The supporting performances are at least as compelling as the leads. Besides Rampling's memorable turn, Mary Louise Parker rates special mention as the chief of staff for an American politician who finds herself drawn into the intrigue. Her character has the hubris for this grimy work but not the nerve, and Parker is heartbreakingly persuasive as a fallible functionary who reacts to all this cloak-and-daggery the way many of us would: By drinking. But what's kept 007 medicated for almost 60 years has more immediate consequences in the relatively naturalistic world of Red Sparrow.

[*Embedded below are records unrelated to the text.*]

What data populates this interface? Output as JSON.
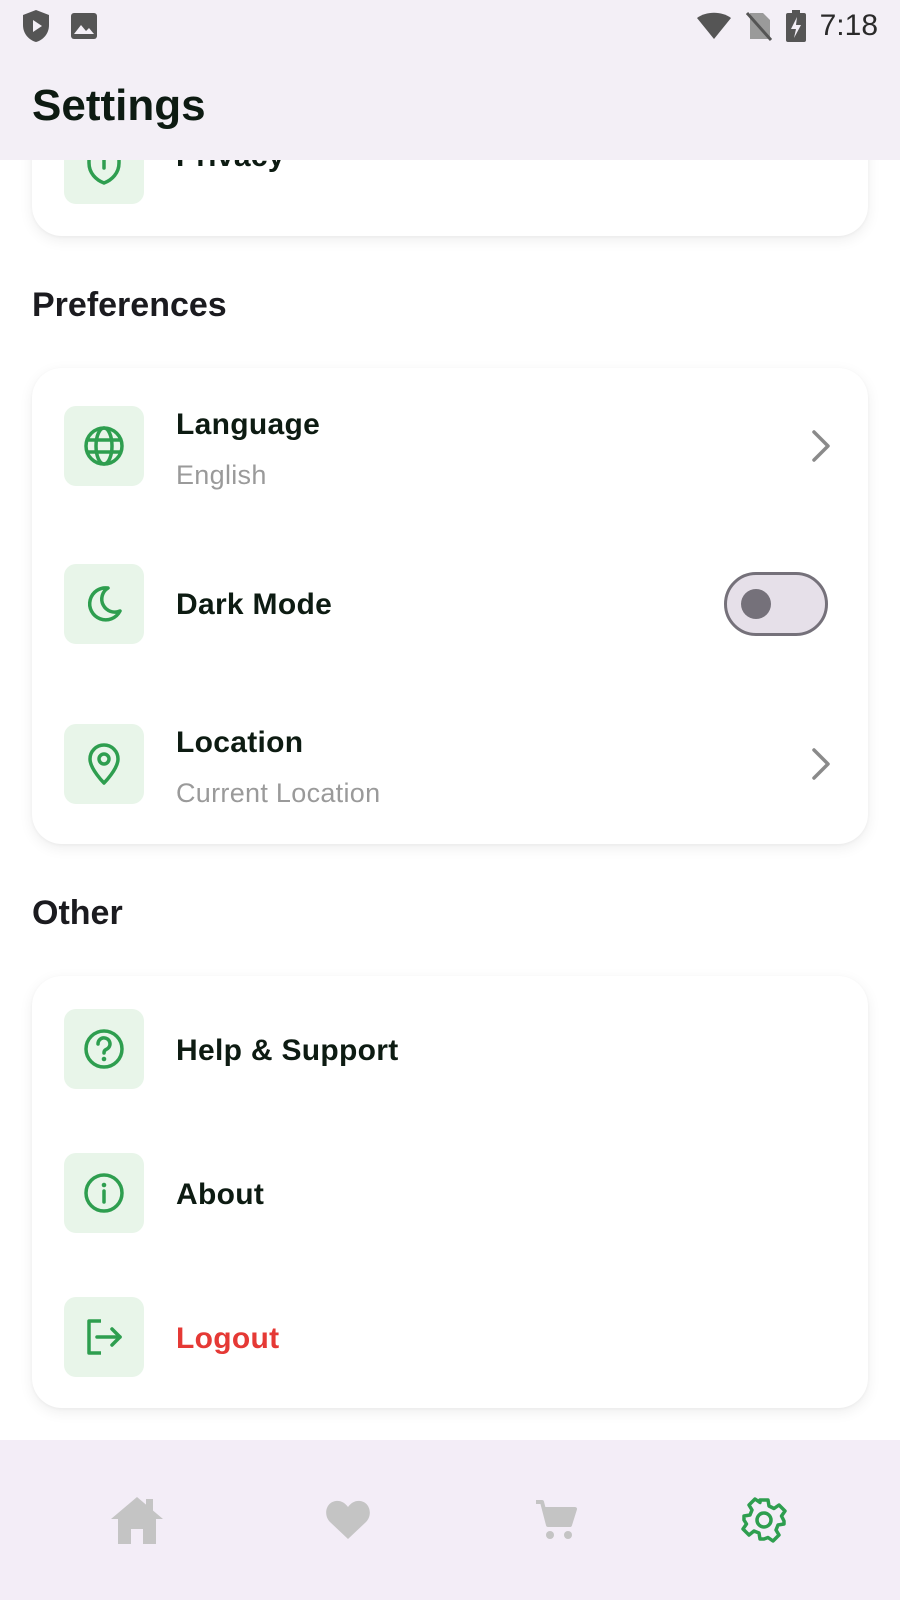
{
  "status_bar": {
    "time": "7:18",
    "left_icons": [
      "shield-play-icon",
      "image-icon"
    ],
    "right_icons": [
      "wifi-icon",
      "no-sim-icon",
      "battery-charging-icon"
    ]
  },
  "app_bar": {
    "title": "Settings"
  },
  "account_card": {
    "items": [
      {
        "label": "Privacy",
        "icon": "shield-icon"
      }
    ]
  },
  "preferences": {
    "heading": "Preferences",
    "items": [
      {
        "label": "Language",
        "value": "English",
        "icon": "globe-icon"
      },
      {
        "label": "Dark Mode",
        "icon": "moon-icon",
        "toggle_on": false
      },
      {
        "label": "Location",
        "value": "Current Location",
        "icon": "location-pin-icon"
      }
    ]
  },
  "other": {
    "heading": "Other",
    "items": [
      {
        "label": "Help & Support",
        "icon": "help-circle-icon"
      },
      {
        "label": "About",
        "icon": "info-icon"
      },
      {
        "label": "Logout",
        "icon": "logout-icon"
      }
    ]
  },
  "bottom_nav": {
    "items": [
      {
        "name": "home",
        "icon": "home-icon",
        "active": false
      },
      {
        "name": "favorites",
        "icon": "heart-icon",
        "active": false
      },
      {
        "name": "cart",
        "icon": "cart-icon",
        "active": false
      },
      {
        "name": "settings",
        "icon": "gear-icon",
        "active": true
      }
    ]
  },
  "colors": {
    "accent": "#2e9e4f",
    "icon_bg": "#e8f5e9",
    "logout": "#e53935",
    "bar_bg": "#f3eff6",
    "inactive_nav": "#c4c4c4"
  }
}
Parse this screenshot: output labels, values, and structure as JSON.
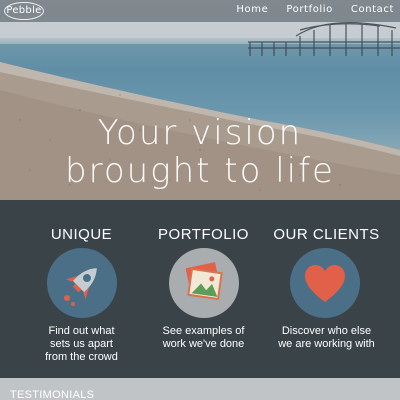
{
  "brand": {
    "logo_text": "Pebble"
  },
  "nav": {
    "items": [
      "Home",
      "Portfolio",
      "Contact"
    ]
  },
  "hero": {
    "line1": "Your vision",
    "line2": "brought to life"
  },
  "features": [
    {
      "title": "UNIQUE",
      "icon": "rocket-icon",
      "text": [
        "Find out what",
        "sets us apart",
        "from the crowd"
      ]
    },
    {
      "title": "PORTFOLIO",
      "icon": "photos-icon",
      "text": [
        "See examples of",
        "work we've done"
      ]
    },
    {
      "title": "OUR CLIENTS",
      "icon": "heart-icon",
      "text": [
        "Discover who else",
        "we are working with"
      ]
    }
  ],
  "testimonials": {
    "label": "TESTIMONIALS"
  },
  "colors": {
    "dark_bg": "#3a4348",
    "circle_blue": "#4a6f87",
    "circle_grey": "#a9adb0",
    "heart": "#e0604a"
  }
}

The MacGuffin is a bit of a head-scratcher: There's a tense set-piece involving an exchange of ... computer discs. The movie certainly appears to be set in the present day — there are smart phones, and Matron cites "social media and the war among the races" as some of the factors that make the United States vulnerable to Russian meddling. But those discs sure look like the 3.5-inch hard plastic kind from the 90s. In the spy game, the equipment lasts longer than the personnel.